Not using your car for a while in winter? In that case, make sure the battery is always 50 percent charged. An overcharged battery in cold weather is debilitating for the battery. The cold increases the internal resistance, making it harder for the electrical charge to move through the battery. Your battery releases fewer electrons, preventing you from taking full advantage of a full battery.

EV charger in the snow.
The Easee Charging robot is designed to keep the type 2 socket dry.

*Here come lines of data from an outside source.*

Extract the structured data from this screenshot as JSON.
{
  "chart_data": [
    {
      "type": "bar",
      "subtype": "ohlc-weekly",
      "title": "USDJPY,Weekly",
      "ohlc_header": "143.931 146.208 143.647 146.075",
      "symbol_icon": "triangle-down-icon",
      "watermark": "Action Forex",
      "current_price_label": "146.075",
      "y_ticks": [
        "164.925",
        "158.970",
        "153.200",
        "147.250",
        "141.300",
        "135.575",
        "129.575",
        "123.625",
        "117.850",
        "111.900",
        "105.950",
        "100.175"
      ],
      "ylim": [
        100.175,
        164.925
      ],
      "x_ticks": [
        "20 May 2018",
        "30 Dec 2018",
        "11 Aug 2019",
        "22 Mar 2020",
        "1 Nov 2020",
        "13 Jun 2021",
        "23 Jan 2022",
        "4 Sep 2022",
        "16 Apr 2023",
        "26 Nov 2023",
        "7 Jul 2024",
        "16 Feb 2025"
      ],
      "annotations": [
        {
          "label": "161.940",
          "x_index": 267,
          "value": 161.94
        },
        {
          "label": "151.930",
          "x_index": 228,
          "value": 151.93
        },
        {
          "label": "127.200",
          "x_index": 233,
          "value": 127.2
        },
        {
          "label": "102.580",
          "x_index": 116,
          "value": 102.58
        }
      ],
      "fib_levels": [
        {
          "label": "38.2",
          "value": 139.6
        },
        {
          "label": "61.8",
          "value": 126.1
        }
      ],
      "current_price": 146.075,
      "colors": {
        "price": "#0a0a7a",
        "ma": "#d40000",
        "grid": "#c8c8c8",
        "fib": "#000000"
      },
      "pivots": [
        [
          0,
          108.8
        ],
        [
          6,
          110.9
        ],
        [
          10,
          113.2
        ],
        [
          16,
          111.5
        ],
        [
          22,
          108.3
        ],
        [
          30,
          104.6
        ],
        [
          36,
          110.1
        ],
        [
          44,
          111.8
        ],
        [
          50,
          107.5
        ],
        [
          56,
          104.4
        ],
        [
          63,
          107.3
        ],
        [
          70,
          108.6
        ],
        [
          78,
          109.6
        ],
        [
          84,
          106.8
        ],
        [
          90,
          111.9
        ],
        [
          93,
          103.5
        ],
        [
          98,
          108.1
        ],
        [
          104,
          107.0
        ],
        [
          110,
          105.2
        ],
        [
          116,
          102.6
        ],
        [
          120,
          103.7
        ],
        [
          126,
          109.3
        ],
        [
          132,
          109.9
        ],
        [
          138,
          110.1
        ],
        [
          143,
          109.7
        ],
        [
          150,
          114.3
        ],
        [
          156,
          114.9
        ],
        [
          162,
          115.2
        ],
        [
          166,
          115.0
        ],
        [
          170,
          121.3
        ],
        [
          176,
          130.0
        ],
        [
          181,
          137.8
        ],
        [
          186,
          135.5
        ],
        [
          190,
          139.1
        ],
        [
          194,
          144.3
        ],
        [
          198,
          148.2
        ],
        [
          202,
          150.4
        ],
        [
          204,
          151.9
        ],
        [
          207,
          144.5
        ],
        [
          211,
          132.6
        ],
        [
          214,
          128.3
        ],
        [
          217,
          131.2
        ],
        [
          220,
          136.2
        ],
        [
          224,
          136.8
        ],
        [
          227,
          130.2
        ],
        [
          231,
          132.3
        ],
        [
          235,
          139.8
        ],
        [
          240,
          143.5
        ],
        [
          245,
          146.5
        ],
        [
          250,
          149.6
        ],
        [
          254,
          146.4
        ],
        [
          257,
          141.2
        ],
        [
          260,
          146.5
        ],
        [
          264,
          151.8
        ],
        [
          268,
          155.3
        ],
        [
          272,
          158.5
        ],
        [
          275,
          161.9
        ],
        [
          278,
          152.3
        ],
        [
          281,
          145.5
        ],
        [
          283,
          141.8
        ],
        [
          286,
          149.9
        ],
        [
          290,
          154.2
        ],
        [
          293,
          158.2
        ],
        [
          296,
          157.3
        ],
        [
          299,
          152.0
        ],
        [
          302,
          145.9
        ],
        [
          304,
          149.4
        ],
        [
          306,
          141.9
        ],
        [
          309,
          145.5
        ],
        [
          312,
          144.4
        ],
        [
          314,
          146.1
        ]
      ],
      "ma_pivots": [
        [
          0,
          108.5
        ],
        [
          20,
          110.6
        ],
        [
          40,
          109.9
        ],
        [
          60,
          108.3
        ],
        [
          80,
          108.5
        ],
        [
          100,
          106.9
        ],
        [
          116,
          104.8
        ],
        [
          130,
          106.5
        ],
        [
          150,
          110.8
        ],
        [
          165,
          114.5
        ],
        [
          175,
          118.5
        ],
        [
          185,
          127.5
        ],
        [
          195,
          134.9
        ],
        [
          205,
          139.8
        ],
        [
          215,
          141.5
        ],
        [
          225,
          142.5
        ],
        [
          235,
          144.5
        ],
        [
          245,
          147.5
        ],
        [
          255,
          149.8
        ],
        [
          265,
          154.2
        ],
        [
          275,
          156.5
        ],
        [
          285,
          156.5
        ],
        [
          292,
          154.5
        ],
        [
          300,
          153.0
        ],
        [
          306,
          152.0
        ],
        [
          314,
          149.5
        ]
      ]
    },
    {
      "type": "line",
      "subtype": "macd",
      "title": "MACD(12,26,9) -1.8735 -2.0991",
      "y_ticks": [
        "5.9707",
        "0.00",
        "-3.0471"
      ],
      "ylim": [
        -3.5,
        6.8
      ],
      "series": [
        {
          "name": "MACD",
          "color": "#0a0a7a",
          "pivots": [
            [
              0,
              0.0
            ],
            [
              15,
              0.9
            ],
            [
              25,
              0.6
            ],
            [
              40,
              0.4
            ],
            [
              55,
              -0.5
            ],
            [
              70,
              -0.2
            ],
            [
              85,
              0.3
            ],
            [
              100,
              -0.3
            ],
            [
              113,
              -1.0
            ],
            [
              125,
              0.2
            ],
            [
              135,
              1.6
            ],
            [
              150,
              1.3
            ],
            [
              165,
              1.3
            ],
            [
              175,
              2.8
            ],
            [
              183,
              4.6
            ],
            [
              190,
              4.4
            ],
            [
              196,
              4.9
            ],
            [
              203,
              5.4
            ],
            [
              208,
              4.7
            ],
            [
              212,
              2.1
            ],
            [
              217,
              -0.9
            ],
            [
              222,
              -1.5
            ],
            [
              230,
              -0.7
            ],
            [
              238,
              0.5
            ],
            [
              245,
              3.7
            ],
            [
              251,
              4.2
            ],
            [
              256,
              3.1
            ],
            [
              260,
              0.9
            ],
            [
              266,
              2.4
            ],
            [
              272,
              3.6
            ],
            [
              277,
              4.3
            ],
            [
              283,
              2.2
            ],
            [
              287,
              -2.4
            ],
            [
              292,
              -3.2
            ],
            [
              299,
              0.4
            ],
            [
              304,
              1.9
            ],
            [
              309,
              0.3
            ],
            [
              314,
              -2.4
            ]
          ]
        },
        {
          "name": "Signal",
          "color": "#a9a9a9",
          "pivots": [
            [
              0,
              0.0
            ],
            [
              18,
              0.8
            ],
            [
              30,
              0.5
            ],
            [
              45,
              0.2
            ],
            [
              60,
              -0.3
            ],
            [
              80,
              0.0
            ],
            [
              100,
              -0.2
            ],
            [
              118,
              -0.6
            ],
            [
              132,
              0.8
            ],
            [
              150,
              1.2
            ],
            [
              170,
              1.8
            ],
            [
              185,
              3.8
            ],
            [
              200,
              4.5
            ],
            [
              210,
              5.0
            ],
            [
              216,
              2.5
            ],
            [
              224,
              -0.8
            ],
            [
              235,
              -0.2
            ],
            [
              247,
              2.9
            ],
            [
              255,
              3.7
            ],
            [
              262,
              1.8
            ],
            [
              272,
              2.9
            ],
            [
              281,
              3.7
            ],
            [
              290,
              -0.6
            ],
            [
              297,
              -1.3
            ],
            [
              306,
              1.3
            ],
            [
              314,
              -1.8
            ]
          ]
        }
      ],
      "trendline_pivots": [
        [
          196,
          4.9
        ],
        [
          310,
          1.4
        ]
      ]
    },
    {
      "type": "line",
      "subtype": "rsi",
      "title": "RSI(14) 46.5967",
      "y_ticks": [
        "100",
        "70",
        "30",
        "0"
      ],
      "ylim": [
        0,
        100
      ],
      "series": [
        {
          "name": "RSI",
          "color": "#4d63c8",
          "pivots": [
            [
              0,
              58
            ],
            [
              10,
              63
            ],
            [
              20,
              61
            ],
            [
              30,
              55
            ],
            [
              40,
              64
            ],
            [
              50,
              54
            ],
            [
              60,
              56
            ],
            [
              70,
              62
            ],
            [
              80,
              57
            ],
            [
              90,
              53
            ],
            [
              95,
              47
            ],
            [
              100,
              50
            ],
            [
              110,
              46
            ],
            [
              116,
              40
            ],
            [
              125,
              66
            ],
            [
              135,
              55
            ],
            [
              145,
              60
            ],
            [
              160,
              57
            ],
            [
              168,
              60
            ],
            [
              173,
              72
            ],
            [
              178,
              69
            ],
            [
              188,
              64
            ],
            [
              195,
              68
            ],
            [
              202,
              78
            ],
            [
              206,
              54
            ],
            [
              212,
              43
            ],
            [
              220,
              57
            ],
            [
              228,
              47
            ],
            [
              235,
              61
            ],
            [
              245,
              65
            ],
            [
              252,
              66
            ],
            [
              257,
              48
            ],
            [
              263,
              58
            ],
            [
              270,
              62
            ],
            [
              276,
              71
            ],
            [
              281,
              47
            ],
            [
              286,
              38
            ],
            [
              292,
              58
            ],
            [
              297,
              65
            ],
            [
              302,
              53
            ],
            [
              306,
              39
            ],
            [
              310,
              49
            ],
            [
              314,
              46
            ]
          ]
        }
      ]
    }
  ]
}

2: It’s all about the right angle

It is no surprise that the combination of moisture and cold can lead to freezing. Fortunately, car chargers are well prepared for this in terms of design and technology. Some advice would be to look for chargers with a 45-degree downward charging connection (and not 90 degrees), which allows water to drain easily and prevents ice from forming. For example, the Easee charger – from Norway – has a 45-degree Type 2 charging socket. This is because it is specially designed to withstand extreme winters and has an operating temperature between minus 30 and plus 50 degrees. Of course, it is useful to make sure the charger is snow-free whenever possible. It would be a shame if you had to get out the ice scraper to clear the charger of ice just when you are in a hurry.

Is the plug frozen anyway? Then charge your car. Charging generates a little heat which you can use to loosen the cable. 

3: Preheat at the charging station

An electric car heats itself with electricity from the battery. This means you lose power by heating when not plugged in at a charging station. Therefore, heat your EV at the end of the charging session instead. Most EVs lets you schedule heating – the same way a smart charger allows you to schedule charging – so make sure you sync it all up before that freezing morning.

Bonus tip!

Save up to 25 percent by using only the seat heater while heating your car. You’ll still be nice and warm, but save precious power that may come in handy later.

Cold weather and snow crystal close up image.
Winter is beautiful, but can create some trouble for unprepared EV drivers.

4: More grip on the road surface = more grip on your energy consumption

It is wise to swap your summer tyres for winter tyres when the mercury drops below 7 degrees. Winter tyres provide more grip on the road surface. It makes driving safer and reduces energy loss. It is extra important when every kilowatt counts. When it is freezing, it is also more important than usual keep an eye on your tyre pressure. With good tyre pressure, you will earn back up to 13 percent of your battery – drive safer, and longer.